The median age in the city was 48.5 years. 23.4% of residents were under the age of 18; 5.1% were between the ages of 18 and 24; 17.4% were from 25 to 44; 26.6% were from 45 to 64; and 27.5% were 65 years of age or older. The gender makeup of the city was 45.8% male and 54.2% female.

===2000 census===
As of the census of 2000, there were 1,026 people, 440 households, and 272 families living in the city. The population density was 1,028.4 PD/sqmi. There were 498 housing units at an average density of 499.2 /sqmi. The racial makeup of the city was 99.42% White, 0.39% Native American, 0.10% Asian, and 0.10% from two or more races. Hispanic or Latino of any race were 0.97% of the population.
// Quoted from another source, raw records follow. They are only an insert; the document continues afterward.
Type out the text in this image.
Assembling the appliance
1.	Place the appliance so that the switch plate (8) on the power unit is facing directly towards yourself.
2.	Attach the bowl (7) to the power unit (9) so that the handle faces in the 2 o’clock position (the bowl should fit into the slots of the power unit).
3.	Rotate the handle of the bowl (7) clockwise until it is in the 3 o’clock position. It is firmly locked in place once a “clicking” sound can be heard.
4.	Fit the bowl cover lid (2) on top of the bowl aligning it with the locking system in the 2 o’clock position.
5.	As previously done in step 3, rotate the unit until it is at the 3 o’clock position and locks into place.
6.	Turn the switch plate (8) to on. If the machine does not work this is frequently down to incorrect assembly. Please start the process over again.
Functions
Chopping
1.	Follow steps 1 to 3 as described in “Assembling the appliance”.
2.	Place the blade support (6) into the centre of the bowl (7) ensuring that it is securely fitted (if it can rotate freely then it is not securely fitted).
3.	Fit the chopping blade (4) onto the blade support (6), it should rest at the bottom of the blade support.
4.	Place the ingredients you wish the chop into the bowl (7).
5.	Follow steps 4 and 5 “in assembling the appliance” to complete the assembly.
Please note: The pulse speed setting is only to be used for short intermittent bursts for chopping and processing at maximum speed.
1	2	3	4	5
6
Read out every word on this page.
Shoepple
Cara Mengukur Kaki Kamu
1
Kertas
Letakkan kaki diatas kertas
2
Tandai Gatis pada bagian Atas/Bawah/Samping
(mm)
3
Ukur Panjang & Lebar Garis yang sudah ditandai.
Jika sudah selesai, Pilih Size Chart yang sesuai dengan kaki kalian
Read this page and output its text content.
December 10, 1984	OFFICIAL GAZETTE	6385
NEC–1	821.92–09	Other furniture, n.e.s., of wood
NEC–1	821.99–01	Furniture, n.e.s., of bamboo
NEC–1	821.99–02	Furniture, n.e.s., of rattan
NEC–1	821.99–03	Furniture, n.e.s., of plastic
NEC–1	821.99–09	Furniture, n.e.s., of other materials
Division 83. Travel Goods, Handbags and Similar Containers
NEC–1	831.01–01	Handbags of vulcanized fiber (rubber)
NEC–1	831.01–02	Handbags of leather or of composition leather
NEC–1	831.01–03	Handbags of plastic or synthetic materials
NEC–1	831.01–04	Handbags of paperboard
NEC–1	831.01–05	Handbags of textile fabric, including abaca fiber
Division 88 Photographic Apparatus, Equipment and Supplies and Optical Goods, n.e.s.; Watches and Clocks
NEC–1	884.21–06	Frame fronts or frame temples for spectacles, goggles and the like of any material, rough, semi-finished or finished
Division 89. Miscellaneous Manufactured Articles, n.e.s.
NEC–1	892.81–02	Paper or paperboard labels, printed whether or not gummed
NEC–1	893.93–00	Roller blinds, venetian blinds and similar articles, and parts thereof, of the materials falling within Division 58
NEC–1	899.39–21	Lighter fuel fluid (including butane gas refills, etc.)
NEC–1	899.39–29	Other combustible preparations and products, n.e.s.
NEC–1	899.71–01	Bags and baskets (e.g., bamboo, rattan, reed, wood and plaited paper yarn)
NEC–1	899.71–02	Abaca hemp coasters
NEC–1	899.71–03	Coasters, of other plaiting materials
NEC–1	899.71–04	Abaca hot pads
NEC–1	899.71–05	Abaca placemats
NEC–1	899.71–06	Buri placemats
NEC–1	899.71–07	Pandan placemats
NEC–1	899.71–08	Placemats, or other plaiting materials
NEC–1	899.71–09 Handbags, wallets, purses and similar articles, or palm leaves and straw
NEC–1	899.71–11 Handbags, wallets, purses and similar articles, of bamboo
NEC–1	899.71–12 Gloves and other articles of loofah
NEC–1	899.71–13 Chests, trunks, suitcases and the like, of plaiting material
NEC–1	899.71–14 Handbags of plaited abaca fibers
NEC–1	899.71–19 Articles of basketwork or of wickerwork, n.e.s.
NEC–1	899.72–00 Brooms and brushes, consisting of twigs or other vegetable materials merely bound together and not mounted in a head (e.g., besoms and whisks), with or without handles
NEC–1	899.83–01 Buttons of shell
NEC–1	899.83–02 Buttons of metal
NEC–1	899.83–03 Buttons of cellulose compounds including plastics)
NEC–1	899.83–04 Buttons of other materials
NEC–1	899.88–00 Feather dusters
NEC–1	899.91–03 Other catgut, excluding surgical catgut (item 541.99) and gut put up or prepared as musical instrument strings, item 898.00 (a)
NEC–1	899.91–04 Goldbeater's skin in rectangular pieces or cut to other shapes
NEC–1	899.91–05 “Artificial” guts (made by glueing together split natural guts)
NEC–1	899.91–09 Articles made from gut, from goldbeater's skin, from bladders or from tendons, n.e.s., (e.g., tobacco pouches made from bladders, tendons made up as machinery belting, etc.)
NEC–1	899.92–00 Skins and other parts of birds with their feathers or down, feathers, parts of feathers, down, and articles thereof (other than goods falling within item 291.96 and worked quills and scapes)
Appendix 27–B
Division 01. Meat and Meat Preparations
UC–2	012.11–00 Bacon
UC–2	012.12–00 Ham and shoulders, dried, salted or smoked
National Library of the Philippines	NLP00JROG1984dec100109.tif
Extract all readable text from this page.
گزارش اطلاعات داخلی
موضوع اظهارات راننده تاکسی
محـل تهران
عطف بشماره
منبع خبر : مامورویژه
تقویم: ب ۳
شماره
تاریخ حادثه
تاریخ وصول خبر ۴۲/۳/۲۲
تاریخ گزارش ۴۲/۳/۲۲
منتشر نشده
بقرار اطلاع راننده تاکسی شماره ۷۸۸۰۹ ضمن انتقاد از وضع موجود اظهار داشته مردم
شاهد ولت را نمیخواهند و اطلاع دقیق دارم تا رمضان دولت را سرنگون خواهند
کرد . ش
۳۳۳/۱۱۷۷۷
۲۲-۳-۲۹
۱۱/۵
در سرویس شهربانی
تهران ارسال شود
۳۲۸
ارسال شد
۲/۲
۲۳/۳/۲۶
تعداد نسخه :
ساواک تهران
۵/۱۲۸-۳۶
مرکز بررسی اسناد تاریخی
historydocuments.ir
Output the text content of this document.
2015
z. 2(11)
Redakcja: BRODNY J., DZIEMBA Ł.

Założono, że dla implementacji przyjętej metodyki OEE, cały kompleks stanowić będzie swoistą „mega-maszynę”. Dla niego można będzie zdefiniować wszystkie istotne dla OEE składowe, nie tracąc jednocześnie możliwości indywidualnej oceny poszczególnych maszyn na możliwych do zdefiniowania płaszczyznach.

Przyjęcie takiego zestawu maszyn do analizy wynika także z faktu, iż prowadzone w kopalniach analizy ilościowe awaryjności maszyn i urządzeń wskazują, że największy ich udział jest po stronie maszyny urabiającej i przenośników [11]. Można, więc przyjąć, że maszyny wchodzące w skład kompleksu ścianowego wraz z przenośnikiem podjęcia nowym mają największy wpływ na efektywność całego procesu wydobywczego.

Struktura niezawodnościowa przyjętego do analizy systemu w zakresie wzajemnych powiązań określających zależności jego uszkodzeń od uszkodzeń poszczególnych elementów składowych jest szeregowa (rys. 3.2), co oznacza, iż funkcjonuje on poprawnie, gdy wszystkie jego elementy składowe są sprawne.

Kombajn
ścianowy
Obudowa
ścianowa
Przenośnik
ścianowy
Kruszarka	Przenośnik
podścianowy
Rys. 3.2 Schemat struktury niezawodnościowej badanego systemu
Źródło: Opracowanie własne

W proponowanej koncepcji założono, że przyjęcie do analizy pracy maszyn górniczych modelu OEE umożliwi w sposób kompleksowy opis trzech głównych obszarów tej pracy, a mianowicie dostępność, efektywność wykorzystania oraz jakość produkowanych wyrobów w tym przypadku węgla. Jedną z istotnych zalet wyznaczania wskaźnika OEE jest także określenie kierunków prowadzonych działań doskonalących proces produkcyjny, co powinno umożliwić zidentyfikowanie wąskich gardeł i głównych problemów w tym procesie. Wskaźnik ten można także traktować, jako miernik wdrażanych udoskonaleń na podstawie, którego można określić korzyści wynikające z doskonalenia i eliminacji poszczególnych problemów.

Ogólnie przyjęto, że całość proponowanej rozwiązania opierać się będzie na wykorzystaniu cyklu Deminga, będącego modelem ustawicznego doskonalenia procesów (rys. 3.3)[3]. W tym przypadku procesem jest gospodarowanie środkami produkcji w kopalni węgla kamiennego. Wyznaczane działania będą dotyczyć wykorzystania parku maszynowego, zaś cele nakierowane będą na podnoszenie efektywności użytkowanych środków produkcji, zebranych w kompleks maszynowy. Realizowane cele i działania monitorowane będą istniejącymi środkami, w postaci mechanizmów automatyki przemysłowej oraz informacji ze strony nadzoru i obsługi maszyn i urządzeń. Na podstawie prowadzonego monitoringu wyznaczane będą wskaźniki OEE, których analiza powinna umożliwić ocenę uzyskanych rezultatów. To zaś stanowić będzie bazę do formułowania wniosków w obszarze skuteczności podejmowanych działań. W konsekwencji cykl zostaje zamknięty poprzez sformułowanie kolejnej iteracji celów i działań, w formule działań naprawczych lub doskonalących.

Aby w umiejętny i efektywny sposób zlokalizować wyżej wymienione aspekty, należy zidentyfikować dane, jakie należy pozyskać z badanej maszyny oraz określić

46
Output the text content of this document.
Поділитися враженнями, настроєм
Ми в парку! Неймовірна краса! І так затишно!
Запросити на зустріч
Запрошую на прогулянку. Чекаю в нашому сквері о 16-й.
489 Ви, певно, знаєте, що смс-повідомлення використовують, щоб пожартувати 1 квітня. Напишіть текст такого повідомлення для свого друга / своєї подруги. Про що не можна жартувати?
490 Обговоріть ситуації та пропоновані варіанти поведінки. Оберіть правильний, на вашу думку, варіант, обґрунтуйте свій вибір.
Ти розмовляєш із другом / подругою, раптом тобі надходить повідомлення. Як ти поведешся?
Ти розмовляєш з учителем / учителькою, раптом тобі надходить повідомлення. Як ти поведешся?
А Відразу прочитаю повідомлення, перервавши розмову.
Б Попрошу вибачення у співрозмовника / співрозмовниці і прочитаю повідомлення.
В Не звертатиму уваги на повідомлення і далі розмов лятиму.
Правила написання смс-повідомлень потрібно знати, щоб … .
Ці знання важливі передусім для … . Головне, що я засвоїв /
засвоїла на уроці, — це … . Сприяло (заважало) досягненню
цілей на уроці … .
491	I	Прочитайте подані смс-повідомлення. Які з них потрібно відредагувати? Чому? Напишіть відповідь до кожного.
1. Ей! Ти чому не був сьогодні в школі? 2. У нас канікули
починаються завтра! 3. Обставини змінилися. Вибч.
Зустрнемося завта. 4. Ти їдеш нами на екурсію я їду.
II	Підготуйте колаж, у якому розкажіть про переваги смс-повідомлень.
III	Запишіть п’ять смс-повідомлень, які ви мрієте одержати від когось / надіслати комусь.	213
There were 440 households, out of which 25.2% had children under the age of 18 living with them, 51.4% were married couples living together, 8.4% had a female householder with no husband present, and 38.0% were non-families. 36.8% of all households were made up of individuals, and 24.3% had someone living alone who was 65 years of age or older. The average household size was 2.18 and the average family size was 2.85.

Age spread: 22.8% under the age of 18, 4.1% from 18 to 24, 20.3% from 25 to 44, 20.1% from 45 to 64, and 32.7% who were 65 years of age or older. The median age was 48 years. For every 100 females, there were 76.3 males. For every 100 females age 18 and over, there were 73.3 males.

As of 2000 the median income for a household in the city was $27,315, and the median income for a family was $32,639. Males had a median income of $25,156 versus $16,739 for females. The per capita income for the city was $15,181. About 7.8% of families and 10.8% of the population were below the poverty line, including 13.7% of those under age 18 and 8.4% of those age 65 or over.

== Notable people==
- Frank W. Cyr, an educator known as "Father of the Yellow School Bus", was born in Franklin.